Sellathon isn't the only entrant into the eBay tracking tool business. I recently met someone at an industry lunch who was close with the founder of an early entrant into the same field. It also seems like there are eBay-specific constraints which limit one to certain types of interesting data... the data provided by Sellathon, as far as I can tell, wouldn't measure up to powerful "conversion tracking" tools like ConversionRuler, because, after all, a lot of the activity is taking place on eBay's site, not the seller's site.
But it's an idea whose time has come, and Sellathon's solution is being adopted quickly by a mix of small and large companies.
Here again, it must be emphasized that the market is at an immature stage.
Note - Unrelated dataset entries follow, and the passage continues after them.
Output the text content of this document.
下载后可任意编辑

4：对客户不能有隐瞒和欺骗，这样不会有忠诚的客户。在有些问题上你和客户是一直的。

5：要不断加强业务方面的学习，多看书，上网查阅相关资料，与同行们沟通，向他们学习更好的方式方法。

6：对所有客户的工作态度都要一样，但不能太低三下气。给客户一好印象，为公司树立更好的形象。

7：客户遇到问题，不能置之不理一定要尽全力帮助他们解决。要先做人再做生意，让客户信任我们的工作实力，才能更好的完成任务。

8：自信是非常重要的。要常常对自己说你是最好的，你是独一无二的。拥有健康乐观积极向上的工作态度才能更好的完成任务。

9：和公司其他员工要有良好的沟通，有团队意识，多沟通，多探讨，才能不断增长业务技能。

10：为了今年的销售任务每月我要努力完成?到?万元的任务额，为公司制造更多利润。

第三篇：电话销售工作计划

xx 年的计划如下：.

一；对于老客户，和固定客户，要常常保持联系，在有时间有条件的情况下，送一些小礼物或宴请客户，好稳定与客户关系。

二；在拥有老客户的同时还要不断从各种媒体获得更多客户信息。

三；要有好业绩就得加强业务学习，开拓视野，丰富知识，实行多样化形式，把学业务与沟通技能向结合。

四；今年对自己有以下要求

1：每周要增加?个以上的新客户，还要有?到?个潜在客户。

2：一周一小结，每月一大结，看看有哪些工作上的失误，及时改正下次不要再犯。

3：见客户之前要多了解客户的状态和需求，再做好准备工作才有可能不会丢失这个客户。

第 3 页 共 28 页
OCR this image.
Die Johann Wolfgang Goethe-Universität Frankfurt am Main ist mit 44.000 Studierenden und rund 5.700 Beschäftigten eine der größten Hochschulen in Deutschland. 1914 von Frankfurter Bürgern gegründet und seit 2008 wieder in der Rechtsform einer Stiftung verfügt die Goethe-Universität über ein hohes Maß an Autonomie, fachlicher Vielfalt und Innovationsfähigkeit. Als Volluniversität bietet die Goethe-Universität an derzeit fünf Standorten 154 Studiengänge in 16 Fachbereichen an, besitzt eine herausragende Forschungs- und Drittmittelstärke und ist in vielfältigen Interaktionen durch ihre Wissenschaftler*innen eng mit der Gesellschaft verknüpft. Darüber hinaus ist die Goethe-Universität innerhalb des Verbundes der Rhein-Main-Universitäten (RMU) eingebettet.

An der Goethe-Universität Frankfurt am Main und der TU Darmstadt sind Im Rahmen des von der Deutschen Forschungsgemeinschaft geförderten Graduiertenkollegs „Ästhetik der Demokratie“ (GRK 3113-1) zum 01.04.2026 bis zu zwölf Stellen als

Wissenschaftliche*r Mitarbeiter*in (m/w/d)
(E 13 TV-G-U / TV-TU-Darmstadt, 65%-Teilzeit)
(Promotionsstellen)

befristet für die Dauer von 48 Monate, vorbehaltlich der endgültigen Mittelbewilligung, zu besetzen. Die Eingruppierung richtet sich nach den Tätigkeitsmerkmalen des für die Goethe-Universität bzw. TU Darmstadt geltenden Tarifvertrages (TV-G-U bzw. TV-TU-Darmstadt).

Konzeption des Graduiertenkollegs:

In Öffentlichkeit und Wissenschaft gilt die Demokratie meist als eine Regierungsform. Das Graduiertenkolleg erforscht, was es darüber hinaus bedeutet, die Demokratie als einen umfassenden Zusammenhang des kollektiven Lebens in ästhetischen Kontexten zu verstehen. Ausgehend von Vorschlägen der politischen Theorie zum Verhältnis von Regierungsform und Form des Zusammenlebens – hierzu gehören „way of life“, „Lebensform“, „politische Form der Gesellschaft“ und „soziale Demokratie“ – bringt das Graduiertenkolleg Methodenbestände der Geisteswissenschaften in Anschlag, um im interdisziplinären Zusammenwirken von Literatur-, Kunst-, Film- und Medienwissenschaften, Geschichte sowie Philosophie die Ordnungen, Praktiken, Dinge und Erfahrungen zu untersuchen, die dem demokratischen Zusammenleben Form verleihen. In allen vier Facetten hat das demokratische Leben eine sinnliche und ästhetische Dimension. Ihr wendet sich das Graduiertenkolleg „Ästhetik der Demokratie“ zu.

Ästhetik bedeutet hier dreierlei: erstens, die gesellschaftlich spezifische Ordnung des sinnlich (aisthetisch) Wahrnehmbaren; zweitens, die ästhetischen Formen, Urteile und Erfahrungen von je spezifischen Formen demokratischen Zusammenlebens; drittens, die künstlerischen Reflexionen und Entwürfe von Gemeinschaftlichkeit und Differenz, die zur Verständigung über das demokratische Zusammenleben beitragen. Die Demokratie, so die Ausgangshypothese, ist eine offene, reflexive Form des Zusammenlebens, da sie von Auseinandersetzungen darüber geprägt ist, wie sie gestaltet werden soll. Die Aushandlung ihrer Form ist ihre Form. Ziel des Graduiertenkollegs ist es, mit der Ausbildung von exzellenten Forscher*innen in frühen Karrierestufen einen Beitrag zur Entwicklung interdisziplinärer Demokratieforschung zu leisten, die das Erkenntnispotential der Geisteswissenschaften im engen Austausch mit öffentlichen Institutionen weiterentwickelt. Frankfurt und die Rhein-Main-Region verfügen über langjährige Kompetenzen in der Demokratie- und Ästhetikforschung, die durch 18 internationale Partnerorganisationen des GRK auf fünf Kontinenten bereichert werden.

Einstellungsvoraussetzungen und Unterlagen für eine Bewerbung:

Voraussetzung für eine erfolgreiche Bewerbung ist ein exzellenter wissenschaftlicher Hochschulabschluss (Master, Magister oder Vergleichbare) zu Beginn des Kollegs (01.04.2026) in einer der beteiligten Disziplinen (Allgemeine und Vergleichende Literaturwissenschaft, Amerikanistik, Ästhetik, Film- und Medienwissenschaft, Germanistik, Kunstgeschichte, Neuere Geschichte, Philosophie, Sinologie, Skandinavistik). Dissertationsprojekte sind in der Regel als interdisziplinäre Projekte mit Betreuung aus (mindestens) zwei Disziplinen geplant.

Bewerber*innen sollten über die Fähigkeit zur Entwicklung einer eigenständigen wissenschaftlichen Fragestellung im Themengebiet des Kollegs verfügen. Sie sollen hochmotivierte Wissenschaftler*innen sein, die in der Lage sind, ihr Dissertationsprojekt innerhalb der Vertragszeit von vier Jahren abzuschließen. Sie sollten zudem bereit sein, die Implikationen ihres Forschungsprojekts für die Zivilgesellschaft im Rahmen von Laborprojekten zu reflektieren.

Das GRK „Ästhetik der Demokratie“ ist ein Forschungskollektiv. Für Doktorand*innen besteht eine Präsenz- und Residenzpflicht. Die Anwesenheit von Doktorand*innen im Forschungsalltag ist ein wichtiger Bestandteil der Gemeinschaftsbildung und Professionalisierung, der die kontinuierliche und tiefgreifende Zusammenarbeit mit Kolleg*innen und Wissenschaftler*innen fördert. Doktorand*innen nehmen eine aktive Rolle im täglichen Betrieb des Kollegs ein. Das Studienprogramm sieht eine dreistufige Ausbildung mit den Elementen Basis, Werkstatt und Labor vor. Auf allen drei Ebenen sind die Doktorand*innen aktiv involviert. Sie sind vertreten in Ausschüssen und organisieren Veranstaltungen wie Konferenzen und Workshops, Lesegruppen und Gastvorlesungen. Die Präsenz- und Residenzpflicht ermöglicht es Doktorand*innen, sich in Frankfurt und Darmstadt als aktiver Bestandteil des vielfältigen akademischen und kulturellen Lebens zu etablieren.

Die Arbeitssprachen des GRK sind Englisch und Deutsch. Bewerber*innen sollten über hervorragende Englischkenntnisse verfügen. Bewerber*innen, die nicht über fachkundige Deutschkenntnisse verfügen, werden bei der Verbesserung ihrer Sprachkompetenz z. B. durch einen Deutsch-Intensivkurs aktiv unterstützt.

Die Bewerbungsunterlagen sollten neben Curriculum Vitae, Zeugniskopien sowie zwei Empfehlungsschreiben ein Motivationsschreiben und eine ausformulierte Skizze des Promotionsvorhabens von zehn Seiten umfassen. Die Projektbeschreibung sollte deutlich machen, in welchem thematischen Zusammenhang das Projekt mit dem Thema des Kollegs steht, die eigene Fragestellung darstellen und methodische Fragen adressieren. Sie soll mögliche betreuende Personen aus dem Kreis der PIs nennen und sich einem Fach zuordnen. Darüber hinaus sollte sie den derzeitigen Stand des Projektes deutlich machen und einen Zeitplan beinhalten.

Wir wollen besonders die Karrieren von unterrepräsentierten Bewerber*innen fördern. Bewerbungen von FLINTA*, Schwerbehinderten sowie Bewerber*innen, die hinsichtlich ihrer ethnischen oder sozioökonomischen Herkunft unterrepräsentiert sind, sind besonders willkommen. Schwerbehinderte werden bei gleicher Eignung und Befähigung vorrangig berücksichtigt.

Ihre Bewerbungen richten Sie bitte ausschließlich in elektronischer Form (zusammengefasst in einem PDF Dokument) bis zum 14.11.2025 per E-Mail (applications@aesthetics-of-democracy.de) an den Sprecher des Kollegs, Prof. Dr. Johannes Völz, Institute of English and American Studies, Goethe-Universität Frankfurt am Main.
Those who operate in the "eBay support industry" have done a great deal to help, but sometimes the focus of all the "help" seems misplaced. Why are we not doing more to help sellers with basic web analytics?
Scanning through the 100 items in the O'Reilly book eBay Hacks, for example, I see a number of highly sophisticated tricks for sellers to try, but nothing like what Sellathon's offering.
In the Hacks book, you get tricks like offering a 360-degree view of your item with a photo album and some Javascript code. Neat stuff. I love that when I go to the infiniti.com site. But the fact that sellers are going to so much effort without tracking that effort seems odd.
It's as if cavemen had been bestowed with major motion picture studios to help them make commercials ... before learning to count.
The days of "unsophisticated" marketers comprising a majority of search engine marketers or eBay sellers will soon be over. In the meantime, those who currently do fall into the unsophisticated category should spend less time feeling indignant about the label, and more time doing something about adopting the tracking, bidding, and analysis techniques that will help them compete.